原帖地址:http://www.codeproject.com/Articles/704720/SCRUM-explained?display=Print
Introduction
Scrum is a framework (not a process) which is to be used for product development. Although it has become quite famous for software development, it can be applied to any product being developed, which requires intellectual work. Mass production elements do not require Scrum. This article, however, will focus on Scrum and its appliances to software development.As stated in the previous paragraph, Scrum is a framework, which means the following: Scrum tells you what to do, but not how to do it. Here is the strength and the weakness, at the same time, of this framework. You will notice that the framework is very easy to understand, really, it is straightforward. The caveat lays on how to implement it correctly. Whenever a team tries to implement Scrum, they notice how hard it is to follow it to the letter, basically due to two factors: firstly, intense people interaction and discussion is essential, and this is something that usually is not trivial, especially among software developers; secondly: Scrum throws in your face the problems you are facing, not giving you a clue how to solve it.
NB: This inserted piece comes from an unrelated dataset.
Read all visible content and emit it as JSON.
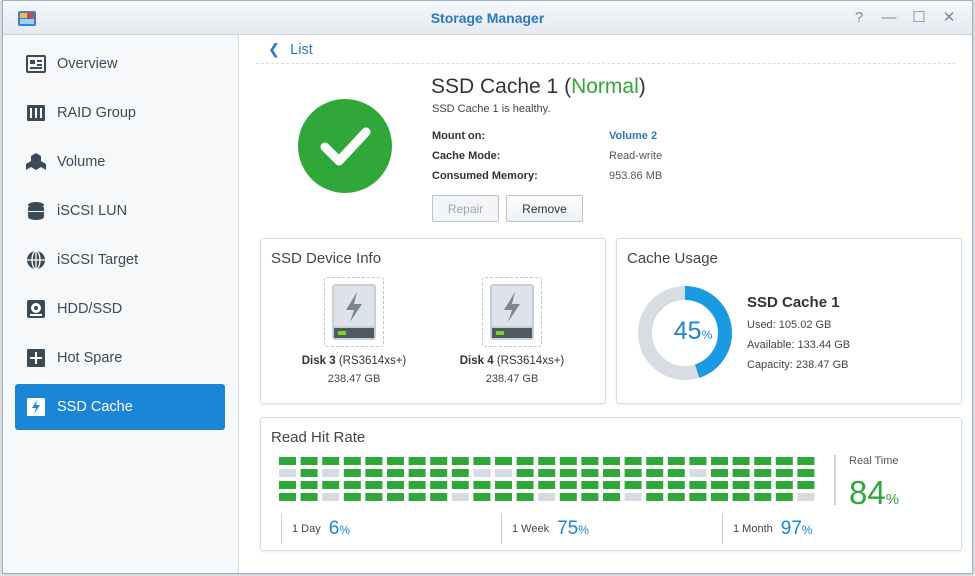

Waterfall processes, such as CMM, are based strongly on documentation; the idea is to leave the development process as independent as possible from the people involved. Therefore, such processes were much easier to follow because you, the Team, is told exactly what to do. Scrum, takes the opposite approach: it focuses on people - they are the pillar of the development process. This is a great mindset change, in my point of view, because one of the core problems of CMM-like processes is that they completely ignore the people involved, which leads to enormous problems, such as: not enough documentation no matter how much you wrote it, lots of contradictions in what was written and what was coded, and so on.